I have been spending some time with various medical professionals over the last few weeks, due to an area of my anatomy that is experiencing minor swelling and irritation.
The first theory was that it was an infection, but after a week of anti-inflammatories and antibiotics resulted in no change, we moved on to other possibilities. At the moment, we’re in the process of trying to discover whether or not it’s cancer. It’s a scary thing.
My current situation comes with a lot of uncertainty. My condition looks and feels very minor, but it may or may not be benign, it may or may not call for surgery, and it may or may not require long term treatment.
When I know so little, the question arises: How much should I tell people, and when? If I don’t want to tell anyone about it, I am required to engage in a certain amount of deception. I’m not freaking out, but I am concerned. Every time someone says to me, “Hi, how are you?” I have to decide whether to say, “I’m fine,” and try to smile like normal, or to say something about what is on my mind.

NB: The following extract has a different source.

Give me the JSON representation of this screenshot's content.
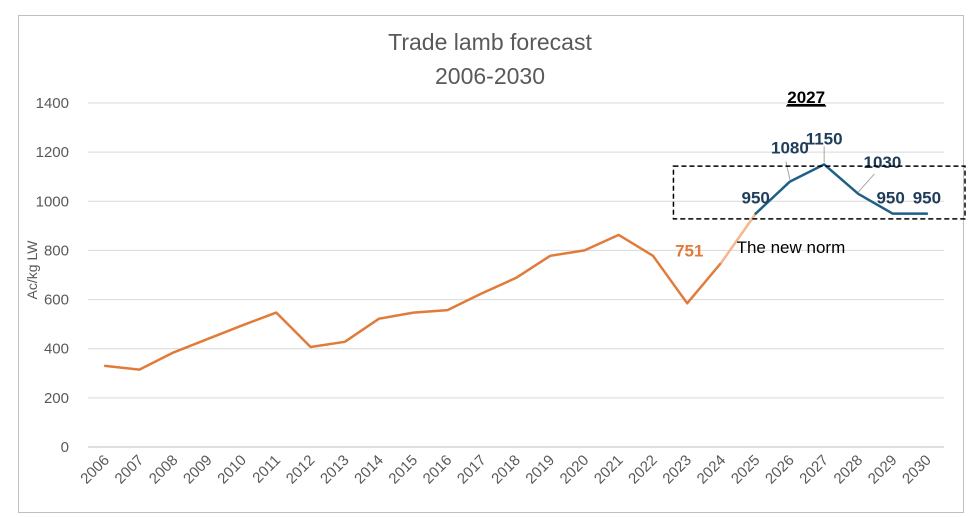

I don’t want to lie to people, but I don’t want to worry them unnecessarily. I don’t want to draw undue attention to myself about something that may be no big deal, and I certainly don’t want to be on the receiving end of a lot of well-intentioned but unwanted medical advice.
I was confronted with all this one evening recently when I was at a small meeting at my synagogue. We were all asked to “check in,” which means we were all supposed to say a sentence or two about what is happening in our lives.
This is a great way to start a meeting, especially in a setting like a synagogue. It helps people to feel connected before getting down to the business at hand. It builds trust and more meaningful relationships. Unfortunately, it can also put a person on the spot when they’re not sure whether they’re ready to share something like this.
After hesitating, I decided to spill the beans, and then toward the end of the meeting, Rabbi Lezak passed me a note, asking me whether I would like the group to sing Mi shebeirach, the prayer for healing, for me. I declined the offer. Then, although I was quite comfortable with that decision, I started to ask myself why I made it.
I thought of the story the rabbis teach about a man who had been travelling. On his way home, he saw smoke rising in the distance, and realized it was coming from his village. We are taught that in this situation the man is not permitted to say a prayer to God asking that his house is not the one on fire.
The reason is that God does not change the past, and we are not permitted to pray for something that is futile. By the time the man sees the smoke, with all due respect to Shrodinger’s cat, either his house is on fire already or it is not. Praying that his house is not on fire will not persuade God to change the circumstances. It is not permitted because it would be a futile prayer.
When I sing Mi shebeirach for someone, I pray according to their circumstances. When my friend Judi was getting surgery on her leg, I prayed for a full and speedy recovery. When my friend Gail lost her mother, I prayed for God to comfort her in her grief. After our friend Mark was diagnosed with terminal cancer, I prayed that he be able to enjoy whatever amount of life he had left as much as possible.
Because I don’t know the seriousness or extent of my condition, if I were to ask people to pray for me, I don’t know what I should ask for. We can’t pray that it isn’t cancer. It either is or isn’t cancer already, and God isn’t going to change that now. Most likely, we should pray for a full and speedy recovery, but that may or may not be realistic. We could pray that God comforts me through my anxiety as we work toward a diagnosis, but God is already doing that.
So, under the circumstances, I’m not ready for Mi shebeirach. Until I know where I stand, I don’t know what path to follow next. When I pray, I want to know what I’m praying for.
Author’s Note: After this post was submitted to TC Jewfolk for publication, I met with a surgeon who said he could find no evidence of a tumor. Therefore, it appears I don’t have cancer, although I still have not yet received an actual diagnosis.